I am an avid hunter in PA. I found these nuts and was wondering what kind they are. There is a red oak beside this tree, and I know what a white oak is but this tree and it's nuts look to be from a live oak tree. I looked up images on the web and it looks to be the same as the live oak. I saw on your FAQ that PA is not known for having live oaks. So now I am not sure what kind of a tree or nuts this is. The nut is long and slender (not extremely long though) and the nut was bitter. Any information would be helpful, thanks.

ANSWER:

The distribution maps for Quercus virginiana and Quercus fusiformis do indicate that Pennsylvania is not a native habitat for live oaks. This link to cookforest.com  contains  “Guide to Common Trees in Pennsylvania”. Scroll down to the section titled: Wide and flat; alternate arrangement, and you will discover six species of Oaks that make Pennsylvania home.

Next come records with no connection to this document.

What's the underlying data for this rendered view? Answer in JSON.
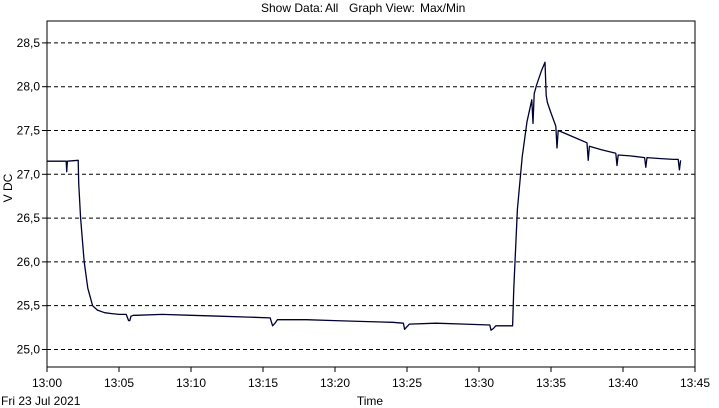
{
  "header": {
    "show_data_label": "Show Data:",
    "show_data_value": "All",
    "graph_view_label": "Graph View:",
    "graph_view_value": "Max/Min"
  },
  "chart_data": {
    "type": "line",
    "xlabel": "Time",
    "ylabel": "V DC",
    "date_label": "Fri 23 Jul 2021",
    "xlim": [
      "13:00",
      "13:45"
    ],
    "ylim": [
      24.8,
      28.75
    ],
    "grid": true,
    "grid_style": "dashed",
    "x_ticks": [
      "13:00",
      "13:05",
      "13:10",
      "13:15",
      "13:20",
      "13:25",
      "13:30",
      "13:35",
      "13:40",
      "13:45"
    ],
    "y_ticks": [
      "25,0",
      "25,5",
      "26,0",
      "26,5",
      "27,0",
      "27,5",
      "28,0",
      "28,5"
    ],
    "y_tick_values": [
      25.0,
      25.5,
      26.0,
      26.5,
      27.0,
      27.5,
      28.0,
      28.5
    ],
    "line_color": "#000033",
    "series": [
      {
        "x": [
          "13:00:00",
          "13:01:20",
          "13:01:22",
          "13:01:25",
          "13:02:10",
          "13:02:12",
          "13:02:20",
          "13:02:35",
          "13:02:50",
          "13:03:10",
          "13:03:30",
          "13:04:00",
          "13:04:30",
          "13:05:00",
          "13:05:30",
          "13:05:40",
          "13:05:45",
          "13:05:50",
          "13:06:00",
          "13:06:10",
          "13:08:00",
          "13:10:00",
          "13:12:00",
          "13:14:00",
          "13:15:30",
          "13:15:40",
          "13:15:50",
          "13:16:00",
          "13:18:00",
          "13:20:00",
          "13:22:00",
          "13:24:00",
          "13:24:45",
          "13:24:50",
          "13:25:00",
          "13:25:10",
          "13:27:00",
          "13:29:00",
          "13:30:45",
          "13:30:50",
          "13:31:00",
          "13:31:10",
          "13:32:20",
          "13:32:25",
          "13:32:40",
          "13:33:00",
          "13:33:20",
          "13:33:40",
          "13:33:45",
          "13:33:50",
          "13:34:00",
          "13:34:20",
          "13:34:35",
          "13:34:40",
          "13:34:45",
          "13:35:00",
          "13:35:20",
          "13:35:25",
          "13:35:30",
          "13:36:30",
          "13:37:30",
          "13:37:35",
          "13:37:40",
          "13:38:30",
          "13:39:30",
          "13:39:35",
          "13:39:40",
          "13:40:30",
          "13:41:30",
          "13:41:35",
          "13:41:40",
          "13:42:30",
          "13:43:30",
          "13:43:50",
          "13:43:55",
          "13:44:00"
        ],
        "values": [
          27.15,
          27.15,
          27.03,
          27.15,
          27.16,
          26.9,
          26.5,
          26.0,
          25.7,
          25.5,
          25.45,
          25.42,
          25.41,
          25.4,
          25.4,
          25.33,
          25.33,
          25.38,
          25.39,
          25.39,
          25.4,
          25.39,
          25.38,
          25.37,
          25.36,
          25.27,
          25.3,
          25.34,
          25.34,
          25.33,
          25.32,
          25.31,
          25.3,
          25.23,
          25.26,
          25.29,
          25.3,
          25.29,
          25.28,
          25.22,
          25.24,
          25.27,
          25.27,
          25.7,
          26.6,
          27.2,
          27.6,
          27.85,
          27.58,
          27.92,
          28.02,
          28.18,
          28.28,
          27.9,
          27.82,
          27.7,
          27.55,
          27.3,
          27.5,
          27.43,
          27.36,
          27.16,
          27.32,
          27.28,
          27.24,
          27.1,
          27.22,
          27.21,
          27.19,
          27.08,
          27.19,
          27.18,
          27.17,
          27.17,
          27.05,
          27.16
        ]
      }
    ]
  }
}
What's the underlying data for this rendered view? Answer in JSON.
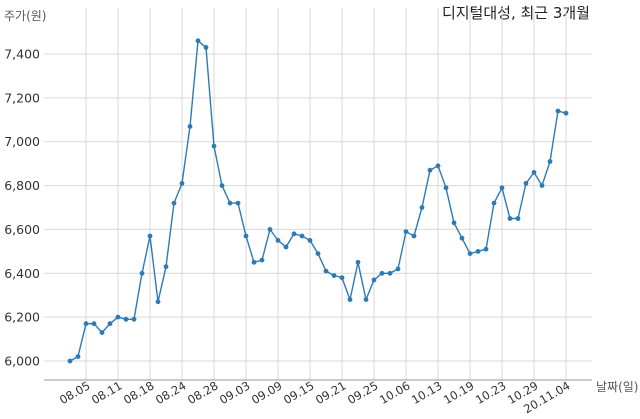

Black Oak Quercus velutina (Black oak)

Chestnut oak Quercus montana which is synonymous with  Quercus michauxii (Swamp chestnut oak)  and also Quercus prinus (Chestnut oak)  

Northern Red Oak Quercus rubra (Northern red oak)

Pin Oak  Quercus palustris (Pin oak)

Scarlet oak Quercus coccinea (Scarlet oak)

White Oak Quercus alba (White oak)

Hopefully you can determine the oak you have with this information.